READI is still paying its participants a salary as well, even though it’s not possible for them to go out and work during the shutdown.
“That’s [one] reason why we believe we’re seeing our participants not engage in negative activity right now, because they know there’s still steady income coming in,” Bocanegra said.
“We gotta chime in right now”
The Metropolitan Peace Academy, which trains people to be street outreach workers like Henderson and Patrick, had its first virtual session on Monday. Almost three dozen people, many former gang members and ex-offenders, logged into Zoom for a session on how to successfully intervene in street conflicts.
At one point an instructor asked the class for examples of ways they’ve been adapting to the coronavirus crisis.

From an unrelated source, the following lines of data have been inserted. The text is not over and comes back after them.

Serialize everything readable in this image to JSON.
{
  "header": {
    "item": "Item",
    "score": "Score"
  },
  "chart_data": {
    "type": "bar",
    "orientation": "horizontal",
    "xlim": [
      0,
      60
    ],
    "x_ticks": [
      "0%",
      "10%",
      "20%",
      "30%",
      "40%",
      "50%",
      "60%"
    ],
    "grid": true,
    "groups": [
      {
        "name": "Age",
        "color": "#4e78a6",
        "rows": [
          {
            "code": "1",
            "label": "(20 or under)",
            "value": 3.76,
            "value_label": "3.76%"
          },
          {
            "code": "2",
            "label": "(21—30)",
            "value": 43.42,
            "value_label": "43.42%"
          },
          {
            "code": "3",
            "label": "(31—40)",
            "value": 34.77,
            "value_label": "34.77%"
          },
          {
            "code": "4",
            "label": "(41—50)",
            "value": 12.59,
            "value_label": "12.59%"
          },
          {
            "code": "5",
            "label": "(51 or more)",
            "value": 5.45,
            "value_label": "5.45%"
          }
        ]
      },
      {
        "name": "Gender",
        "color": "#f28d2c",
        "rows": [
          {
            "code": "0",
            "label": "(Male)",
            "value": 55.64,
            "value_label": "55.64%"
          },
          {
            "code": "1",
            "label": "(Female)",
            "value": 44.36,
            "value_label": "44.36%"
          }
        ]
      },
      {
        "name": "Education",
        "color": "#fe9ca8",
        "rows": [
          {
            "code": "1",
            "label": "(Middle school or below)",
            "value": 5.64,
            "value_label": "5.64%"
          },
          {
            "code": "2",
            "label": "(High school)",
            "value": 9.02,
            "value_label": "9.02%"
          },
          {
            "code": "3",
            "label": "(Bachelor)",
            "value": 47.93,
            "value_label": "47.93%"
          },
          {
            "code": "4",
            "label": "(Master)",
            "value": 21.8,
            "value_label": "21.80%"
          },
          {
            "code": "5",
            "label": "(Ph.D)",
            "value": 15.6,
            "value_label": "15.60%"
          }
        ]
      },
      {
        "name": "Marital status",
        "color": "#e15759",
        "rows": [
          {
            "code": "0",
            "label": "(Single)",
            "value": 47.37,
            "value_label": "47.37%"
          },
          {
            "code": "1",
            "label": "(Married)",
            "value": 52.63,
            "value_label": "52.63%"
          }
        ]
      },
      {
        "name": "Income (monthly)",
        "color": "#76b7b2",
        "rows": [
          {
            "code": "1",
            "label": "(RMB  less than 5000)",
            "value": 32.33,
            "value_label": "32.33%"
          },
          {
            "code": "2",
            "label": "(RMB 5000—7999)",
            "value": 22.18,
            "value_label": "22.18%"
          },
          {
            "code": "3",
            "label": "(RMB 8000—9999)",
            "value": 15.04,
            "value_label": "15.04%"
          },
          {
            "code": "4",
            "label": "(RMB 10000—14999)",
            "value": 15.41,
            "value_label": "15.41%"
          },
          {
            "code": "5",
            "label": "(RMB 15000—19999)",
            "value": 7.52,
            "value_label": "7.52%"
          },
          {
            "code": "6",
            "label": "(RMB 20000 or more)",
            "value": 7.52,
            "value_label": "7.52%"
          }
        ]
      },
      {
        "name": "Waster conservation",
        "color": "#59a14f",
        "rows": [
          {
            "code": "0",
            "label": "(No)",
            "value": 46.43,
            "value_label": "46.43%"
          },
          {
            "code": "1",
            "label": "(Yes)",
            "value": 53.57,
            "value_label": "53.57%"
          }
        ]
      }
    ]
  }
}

Donnell Gardner talked about reasons for optimism and the need to keep at it. Gardner told the virtual class about a recent experience he had near Roseland Hospital, a COVID-19 testing site. Gardner described seeing two rival gang members pass each other as each was taking an elderly relative to get tested.
“So they are basically looking at each other, like what they gonna do? They can’t make a phone call to do something because that person got his older family with him and this person got his older family with him,” Gardner said. “So I actually sat back and watched them peace out with each other.”
Gardner said he had tried to broker peace between the two before to no avail. But in that instance, with each of them sharing in the same difficult experience “they squashed it right then and there.”
Gardner wants to build on that moment to create a lasting peace, but that’s tough to do while social distancing.
Despite the obstacles Gardner told the group he was going to try and connect with the two rivals again.
“We gotta chime in right now,” Gardner said.